Our Real World Test

We've set up two systems, the Xeon system with two different pairs of Xeon CPUs, 128GB and ESXi 5.1. We created 24 virtual machines on top of the Xeon server. Inside each we have a PhpBB (Apache2, MySQL) website with four virtual CPUs and 4GB RAM. The website uses about 8GB of disk space. We simulate up to 75 concurrent users that send new requests every 0.6-2.4 seconds.

The Boston Viridis server gets the same workload, but instead of using virtual machines, we used the 24 physical server nodes.

Since the redesign in late 2010, our vApus stresstesting framework is well suited to hit (virtualized or not) clusters with lots of workloads in parallel. A quad 7400 server is able to spawn 24 testing clients. The server is connected to our Dell PowerConnect 8024F (10Gbit Ethernet), which is connected to the testservers.

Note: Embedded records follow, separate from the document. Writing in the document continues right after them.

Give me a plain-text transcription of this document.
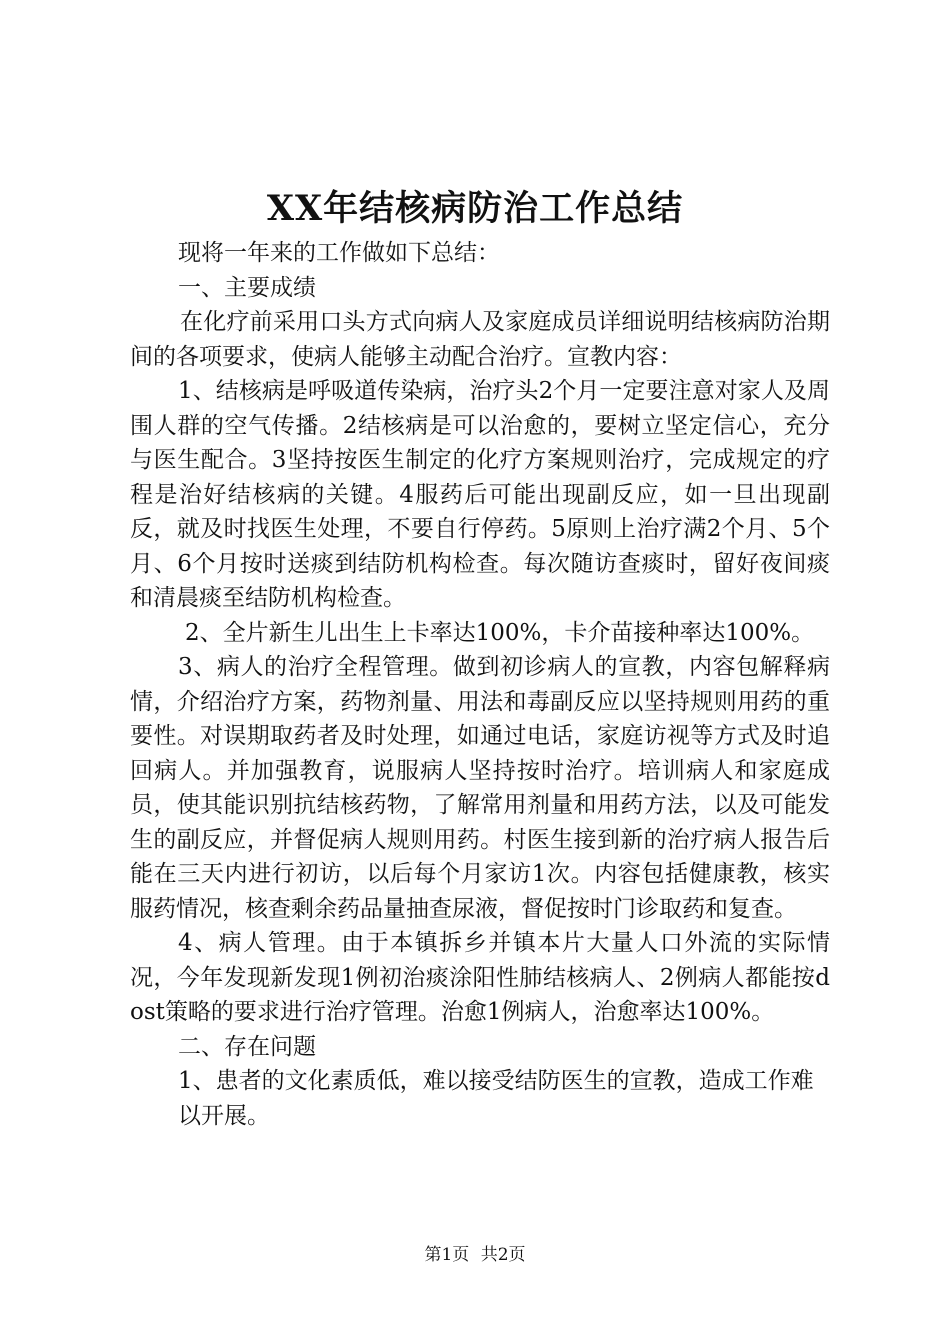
XX年结核病防治工作总结

现将一年来的工作做如下总结：

一、主要成绩

在化疗前采用口头方式向病人及家庭成员详细说明结核病防治期间的各项要求，使病人能够主动配合治疗。宣教内容：

1、结核病是呼吸道传染病，治疗头2个月一定要注意对家人及周围人群的空气传播。2结核病是可以治愈的，要树立坚定信心，充分与医生配合。3坚持按医生制定的化疗方案规则治疗，完成规定的疗程是治好结核病的关键。4服药后可能出现副反应，如一旦出现副反，就及时找医生处理，不要自行停药。5原则上治疗满2个月、5个月、6个月按时送痰到结防机构检查。每次随访查痰时，留好夜间痰和清晨痰至结防机构检查。

2、全片新生儿出生上卡率达100%，卡介苗接种率达100%。

3、病人的治疗全程管理。做到初诊病人的宣教，内容包解释病情，介绍治疗方案，药物剂量、用法和毒副反应以坚持规则用药的重要性。对误期取药者及时处理，如通过电话，家庭访视等方式及时追回病人。并加强教育，说服病人坚持按时治疗。培训病人和家庭成员，使其能识别抗结核药物，了解常用剂量和用药方法，以及可能发生的副反应，并督促病人规则用药。村医生接到新的治疗病人报告后能在三天内进行初访，以后每个月家访1次。内容包括健康教，核实服药情况，核查剩余药品量抽查尿液，督促按时门诊取药和复查。

4、病人管理。由于本镇拆乡并镇本片大量人口外流的实际情况，今年发现新发现1例初治痰涂阳性肺结核病人、2例病人都能按dost策略的要求进行治疗管理。治愈1例病人，治愈率达100%。

二、存在问题

1、患者的文化素质低，难以接受结防医生的宣教，造成工作难

以开展。

第1页 共2页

vApus hitting 24 web servers in parallel

This way we can simulate a webhosting environment where tens of websites are hit by a few thousands of visitors per second. That might not sound very impressive, but those few thousand requests per second result in a web environment with 100 million hits per day.

Since we made sure that our web server serves up some nice pictures (png), there is some significant network  traffic going on. We measured peaks of up to 8Gbit/s, with typical network traffic being about 4 to 6Gbit/s.